Loss of goods: exceptionally high values
March 24 2010
Facts
Decision
Comment
On January 21 2010 the Federal Court of Justice ruled on the question of whether a sender has any claim on the obligation to advise the carrier of the risk of an extraordinarily high loss in respect of goods carried. The court held that such risk in goods will be assumed if the value of the goods is in excess of 10 times the statutory limitation of 8.33 special drawing rights (SDR) per kilogram (kg) gross weight or, otherwise, 10 times the agreed limitation value.
Facts
The claimant, a transport insurer, claimed against the defendant and held it liable as the assignee of the sender's claims.
In November 2003 the sender contracted the carrier for the carriage of nine pallets of goods of a total weight of 2,780kg from Germany to Madrid. The carrier subcontracted the carriage to the defendant, which further subcontracted to the actual carrier that carried out the transport.
The actual carrier took over the pallets from the sender which were covered with black plastic foil. The goods were stolen and, subsequently, the nature of the goods loaded was disputed between the parties. The driver had completed a standard form of Convention on Contracts for the International Carriage of Goods by Road (CMR) bill of lading on the basis of information which was supplied by one of the sender's employees. In the box headed "Description of Goods" the driver wrote "PC-Ware", meaning computer products. After loading was completed, the driver deleted the two letters "PC" from the bill of lading. Upon arrival in Madrid the trailer was opened, whereupon it was discovered that the pallets had disappeared. The defendant was unable to explain when and how the goods had been lost and assumed that they must have been stolen while the driver was resting in a parking lot at night.
The claimant insurer indemnified the sender for the loss of goods by payment of €144,368 which it claimed from the defendant carrier, arguing that it was entitled to break limitation because of the carrier's gross negligence. The full value of the stolen consignment – 562 computer screens – was €144,368. The claimant submitted that the information given to the defendant when placing the order (ie, "PC-Ware") was correct and complete. The defendant had been aware that the transported goods consisted of valuable computer components. The defendant argued that it had not known the value of the goods because the claimant had failed to disclose this information when placing the order. If the defendant had known the value of the consignment, it would have rejected the order or demanded an increased freight rate. The defendant argued that the sender had thus negligently contributed to the loss and that such contributory negligence should be attributed to the claimant.

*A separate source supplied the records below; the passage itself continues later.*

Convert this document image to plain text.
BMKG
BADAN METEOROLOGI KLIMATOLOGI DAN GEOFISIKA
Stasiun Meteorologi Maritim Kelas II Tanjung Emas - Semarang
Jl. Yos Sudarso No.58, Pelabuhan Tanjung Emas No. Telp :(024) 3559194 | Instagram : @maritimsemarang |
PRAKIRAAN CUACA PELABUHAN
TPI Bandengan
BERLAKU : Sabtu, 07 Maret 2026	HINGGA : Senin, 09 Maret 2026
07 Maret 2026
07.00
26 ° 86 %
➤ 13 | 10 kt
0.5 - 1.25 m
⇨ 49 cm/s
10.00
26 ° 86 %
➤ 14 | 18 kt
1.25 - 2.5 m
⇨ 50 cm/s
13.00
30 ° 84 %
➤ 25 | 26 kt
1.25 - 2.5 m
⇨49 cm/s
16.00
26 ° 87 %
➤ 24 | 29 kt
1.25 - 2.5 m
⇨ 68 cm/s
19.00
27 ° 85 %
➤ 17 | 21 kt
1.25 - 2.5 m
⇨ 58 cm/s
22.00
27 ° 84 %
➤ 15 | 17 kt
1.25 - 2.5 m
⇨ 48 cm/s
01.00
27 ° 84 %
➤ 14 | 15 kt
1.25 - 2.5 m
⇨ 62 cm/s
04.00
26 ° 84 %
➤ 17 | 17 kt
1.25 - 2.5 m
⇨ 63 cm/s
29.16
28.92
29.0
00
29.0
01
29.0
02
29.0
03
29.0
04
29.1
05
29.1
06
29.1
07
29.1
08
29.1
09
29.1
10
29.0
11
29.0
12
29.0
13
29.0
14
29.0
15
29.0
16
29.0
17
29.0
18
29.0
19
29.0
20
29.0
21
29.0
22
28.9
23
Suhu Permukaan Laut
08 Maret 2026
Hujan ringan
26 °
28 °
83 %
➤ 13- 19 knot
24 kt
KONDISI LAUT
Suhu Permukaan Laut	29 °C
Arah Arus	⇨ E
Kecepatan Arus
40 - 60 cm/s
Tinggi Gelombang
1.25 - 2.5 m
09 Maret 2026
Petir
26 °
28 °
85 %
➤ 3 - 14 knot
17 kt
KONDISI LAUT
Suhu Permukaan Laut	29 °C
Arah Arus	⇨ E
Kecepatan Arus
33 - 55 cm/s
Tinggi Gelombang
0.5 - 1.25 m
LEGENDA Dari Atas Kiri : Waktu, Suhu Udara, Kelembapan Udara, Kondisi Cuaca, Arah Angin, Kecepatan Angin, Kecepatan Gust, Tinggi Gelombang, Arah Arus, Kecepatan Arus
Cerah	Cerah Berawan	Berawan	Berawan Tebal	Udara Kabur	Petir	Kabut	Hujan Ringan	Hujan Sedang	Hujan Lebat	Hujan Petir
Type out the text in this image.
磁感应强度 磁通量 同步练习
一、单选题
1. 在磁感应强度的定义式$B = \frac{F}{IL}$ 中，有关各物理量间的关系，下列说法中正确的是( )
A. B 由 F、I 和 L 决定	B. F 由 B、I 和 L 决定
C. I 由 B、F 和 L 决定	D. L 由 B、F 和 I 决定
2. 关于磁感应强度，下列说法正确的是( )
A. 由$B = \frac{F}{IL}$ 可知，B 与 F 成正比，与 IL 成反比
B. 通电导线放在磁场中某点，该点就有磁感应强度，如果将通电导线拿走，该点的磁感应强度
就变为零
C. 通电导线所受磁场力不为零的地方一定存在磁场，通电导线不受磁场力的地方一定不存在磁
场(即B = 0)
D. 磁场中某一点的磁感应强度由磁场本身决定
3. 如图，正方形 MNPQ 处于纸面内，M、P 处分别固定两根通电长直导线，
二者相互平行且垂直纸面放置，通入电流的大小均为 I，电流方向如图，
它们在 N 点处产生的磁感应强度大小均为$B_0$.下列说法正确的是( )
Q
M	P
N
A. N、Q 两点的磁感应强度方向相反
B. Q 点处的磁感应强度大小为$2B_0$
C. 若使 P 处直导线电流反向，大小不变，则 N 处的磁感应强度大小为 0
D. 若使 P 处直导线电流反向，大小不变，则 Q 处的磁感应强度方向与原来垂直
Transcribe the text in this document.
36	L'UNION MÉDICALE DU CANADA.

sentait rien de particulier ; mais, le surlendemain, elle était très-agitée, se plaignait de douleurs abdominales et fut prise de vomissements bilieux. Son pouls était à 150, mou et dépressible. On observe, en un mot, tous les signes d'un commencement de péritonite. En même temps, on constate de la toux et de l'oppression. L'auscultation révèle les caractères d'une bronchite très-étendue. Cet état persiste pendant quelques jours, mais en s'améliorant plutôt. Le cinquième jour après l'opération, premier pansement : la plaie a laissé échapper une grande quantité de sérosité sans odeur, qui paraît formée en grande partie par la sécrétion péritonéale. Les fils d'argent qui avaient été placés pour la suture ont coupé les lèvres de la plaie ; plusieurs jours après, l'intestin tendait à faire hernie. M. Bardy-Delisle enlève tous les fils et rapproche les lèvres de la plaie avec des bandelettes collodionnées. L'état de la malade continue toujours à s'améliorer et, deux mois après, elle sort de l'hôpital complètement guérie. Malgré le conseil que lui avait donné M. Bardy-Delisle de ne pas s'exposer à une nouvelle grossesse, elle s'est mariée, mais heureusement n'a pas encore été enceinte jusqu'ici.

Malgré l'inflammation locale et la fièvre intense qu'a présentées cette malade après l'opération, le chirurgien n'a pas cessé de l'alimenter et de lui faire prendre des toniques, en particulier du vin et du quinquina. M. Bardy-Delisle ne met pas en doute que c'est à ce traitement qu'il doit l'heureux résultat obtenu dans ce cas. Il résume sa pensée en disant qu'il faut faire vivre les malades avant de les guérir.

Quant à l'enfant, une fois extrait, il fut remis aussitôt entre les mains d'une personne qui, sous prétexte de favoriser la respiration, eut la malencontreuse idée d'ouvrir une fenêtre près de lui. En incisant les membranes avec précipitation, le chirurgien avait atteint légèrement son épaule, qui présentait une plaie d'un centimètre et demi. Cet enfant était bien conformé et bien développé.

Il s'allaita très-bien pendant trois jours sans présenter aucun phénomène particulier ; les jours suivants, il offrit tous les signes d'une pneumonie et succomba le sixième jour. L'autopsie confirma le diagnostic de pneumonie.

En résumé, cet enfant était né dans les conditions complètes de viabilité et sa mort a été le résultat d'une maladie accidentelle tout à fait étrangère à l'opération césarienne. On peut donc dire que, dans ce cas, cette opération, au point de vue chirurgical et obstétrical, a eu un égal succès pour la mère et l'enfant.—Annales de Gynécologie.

The higher regional court of appeal allowed the claim in full. The defendant's appeal on a point of law before the Federal Court of Justice was dismissed.
Decision
The Federal Court of Justice approved the higher regional court of appeal's rejection of the allegation of contributory negligence on the part of the sender for allegedly failing to disclose information in respect of the risk of an exceptionally high loss (Section 254(2)(1) of the Civil Code).
The higher regional court of appeal had correctly ruled that in this case there was no risk of an exceptionally high loss. Goods will be deemed a high financial loss risk in cases where the value of the consignment amounts to 10 times the general limitation of liability according to Section 431(1) of the Commercial Code and Article 23(3) of the CMR. This will be assumed if the parties to the transport contract made no agreement in respect of the freight carrier's limitation of liability. If an agreement includes general terms and conditions (Section 449(2)(2) of the Commercial Code) providing for a limitation below the statutory limitation pursuant to Section 431(1) of the Commercial Code, the value of the goods is in excess of 10 times the agreed limitation value. If general terms and conditions provide for a limitation of liability in excess of the statutory limit of 8.33 SDR, the assumption of a high risk loss is still the statutory limit times 10. If the parties to the contract of carriage negotiated the limitation of liability individually, rather than on the basis of terms and conditions imposed by one party, the individually negotiated agreement prevails over the limitation of liability according to Section 431(1) of the Commercial Code and Article 23(3) of the CMR.
Taking the above into consideration, the court held there was no risk of an exceptionally high loss on which the sender would have been obliged to inform the defendant when placing the order. As the weight of the consignment was 2,780kg and one SDR amounted to €1.21345 (when placing the order in November 2003), the limitation of liability according to Article 23(3) of the CMR would have been €28,100. Consequently, an exceptionally high loss triggering contributory negligence pursuant to Section 254(2)(1) of the code would have to be assumed only if the value of the consignment had exceeded €281,000. According to the claimant's submissions, the lost goods were worth only €144,368 (ie, less than 10 times the statutory limit). Consequently, there was no contributory negligence on the part of the sender or, by implication, the claimant.
Comment
Where goods are lost during transport, limitation of liability becomes crucial once the basis of liability has been clarified. Since transportation contracts usually involve several individual parties, contributory negligence can occur at multiple stages of the transport. The Federal Court of Justice has now clarified that an exceptionally high risk which should be disclosed by the sender to the carrier is pegged at the ten-fold limitation of liability of 8.33 SDR or at whatever amount the parties have agreed otherwise.